Renal cell carcinoma is one of the common malignant tumors in adults. In terms of drug treatment options, this tumor entity has undergone more rapid change in recent years than almost any other malignant disease. Meanwhile, the focus is not only on targeted therapy in advanced renal cell carcinoma, but also on combination treatments.
Kidney cancer is the third most common urologic cancer. Every year, nearly 1000 people in Switzerland develop a malignant renal tumor [1]. The majority of tumors histologically belong to the clear cell renal carcinomas, which – depending on the subtype – have a slightly better prognosis than non-clear cell renal cancer [2]. However, in the advanced stage, the prognosis is unfavorable for most affected individuals: three quarters of them have a moderate to high risk of the disease not stopping [3]. Numerous new approvals have significantly changed the therapeutic landscape for metastatic renal cell carcinoma. Targeted therapies were joined by immune checkpoint inhibitors, which can now be used in combination [4].
Targeted therapy with tyrosine kinase inhibitors, mTOR inhibitors or antibodies has become established in recent years. Most notably, vascular endothelial growth factor receptor (VEGFR) inhibition is the standard option for patients with favorable prognosis whose tumors have failed surgery or have metastasized [5] (Tab. 1). The first checkpoint inhibitor, targeting the surface protein PD-1, was then approved as second-line therapy after failure of prior therapy. Recently, dual immune checkpoint blockade has also become possible in earlier use. The combination therapy of the checkpoint inhibitor nivolumab with the antibody ipilimumab directed against CTLA-4 was approved. Compared with targeted therapy, dual checkpoint blockade shows advantages in patients with intermediate or unfavorable baseline risk. At 18 months, 75% of those affected were still alive and median overall survival was not achieved during the study observation period. In 9% of those treated with immunotherapy, the disease responded completely to treatment, and the tumor was therefore initially undetectable after therapy [3]. However, the chance of achieving an optimal response and a long-lasting remission with the new therapeutics is accompanied by a high rate of side effects. Their treatment requires a well-coordinated interdisciplinary treatment team [4].
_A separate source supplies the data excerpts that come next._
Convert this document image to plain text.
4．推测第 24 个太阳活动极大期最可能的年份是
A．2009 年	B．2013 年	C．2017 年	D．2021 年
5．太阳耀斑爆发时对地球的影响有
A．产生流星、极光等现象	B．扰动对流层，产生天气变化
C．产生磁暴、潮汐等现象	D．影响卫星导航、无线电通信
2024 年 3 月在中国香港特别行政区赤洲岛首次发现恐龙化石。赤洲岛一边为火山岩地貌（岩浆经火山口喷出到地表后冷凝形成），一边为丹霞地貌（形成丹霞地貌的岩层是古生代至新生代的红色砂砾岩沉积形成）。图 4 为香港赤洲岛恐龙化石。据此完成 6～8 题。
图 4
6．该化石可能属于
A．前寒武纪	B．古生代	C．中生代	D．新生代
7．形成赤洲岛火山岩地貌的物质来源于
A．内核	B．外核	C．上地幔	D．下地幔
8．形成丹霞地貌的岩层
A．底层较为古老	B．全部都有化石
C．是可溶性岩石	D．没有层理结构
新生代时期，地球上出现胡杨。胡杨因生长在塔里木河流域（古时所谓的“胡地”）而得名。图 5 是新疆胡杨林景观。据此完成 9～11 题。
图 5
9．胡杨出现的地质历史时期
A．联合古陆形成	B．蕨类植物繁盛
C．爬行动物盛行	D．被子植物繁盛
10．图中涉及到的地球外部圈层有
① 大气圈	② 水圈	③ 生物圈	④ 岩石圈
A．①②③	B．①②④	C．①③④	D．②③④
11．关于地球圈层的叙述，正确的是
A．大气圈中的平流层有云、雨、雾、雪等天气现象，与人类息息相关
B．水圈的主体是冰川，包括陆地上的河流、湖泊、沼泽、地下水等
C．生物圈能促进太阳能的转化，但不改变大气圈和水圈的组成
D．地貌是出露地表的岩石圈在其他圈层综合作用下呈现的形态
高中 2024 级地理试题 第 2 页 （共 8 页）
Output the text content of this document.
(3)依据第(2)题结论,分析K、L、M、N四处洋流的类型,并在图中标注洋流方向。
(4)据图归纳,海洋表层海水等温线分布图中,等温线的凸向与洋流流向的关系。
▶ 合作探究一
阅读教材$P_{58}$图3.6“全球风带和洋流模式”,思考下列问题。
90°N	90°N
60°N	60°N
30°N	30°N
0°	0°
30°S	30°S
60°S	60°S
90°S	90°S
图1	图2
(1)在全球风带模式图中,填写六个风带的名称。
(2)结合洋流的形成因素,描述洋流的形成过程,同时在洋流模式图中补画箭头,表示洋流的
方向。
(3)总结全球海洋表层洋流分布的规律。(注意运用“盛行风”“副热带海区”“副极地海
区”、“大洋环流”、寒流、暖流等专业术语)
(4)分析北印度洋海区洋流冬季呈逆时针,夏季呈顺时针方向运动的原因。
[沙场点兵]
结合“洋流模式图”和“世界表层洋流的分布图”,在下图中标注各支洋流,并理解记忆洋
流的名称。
The future: combination therapies
A new way of immuno-oncological treatment of renal cancer is to combine the established targeted substances with the still relatively new checkpoint inhibitors. In America, the new mode of action consisting of, for example, the tyrosine kinase inhibitor axitinib with pembrolizumab (anti-PD-1 antibody) or axitinib with the also anti-PD-L1 antibody avelumab has already been approved. In Europe, approval is eagerly awaited.
Literature:
- www.krebsliga.ch/ueber-krebs/zahlen-fakten/-dl-/fileadmin/downloads/sheets/zahlen-krebs-in-der-schweiz.pdf (last accessed 15.30.2020)
- www.krebsinformationsdienst.de/fachkreise/nachrichten/2019/fk17-nierenkrebs-immuntherapie-kombination.php (last accessed 15.30.2020)
- Motzer RJ, Nizar M, Tannier MD, et al: Nivolumab plus ipilimumab versus sunitinib in advanced renal cell carcinoma. N Engl J Med 2018; 378: 1277-1290.
- Zschäbitz S, Ivanyi P, Delecluse S: Revolution in systems therapy of metastatic renal cell carcinoma. The Nephrologist 2020; 15: 12-19.
- Ivanyi P, Grünwald V: Systems therapy of renal cell carcinoma. Oncologist 2019; 25: 517-522.
- Heng DYC, Xie W, Regan MM, et al: External validation and comparison with other models of the International Metastatic Renal-Cell Carcinoma Database Consortium prognostic model: a population-based study. Lancet Oncol 2013; 14: 141-148.
InFo ONCOLOGY & HEMATOLOGY 2020; 8(2): 23.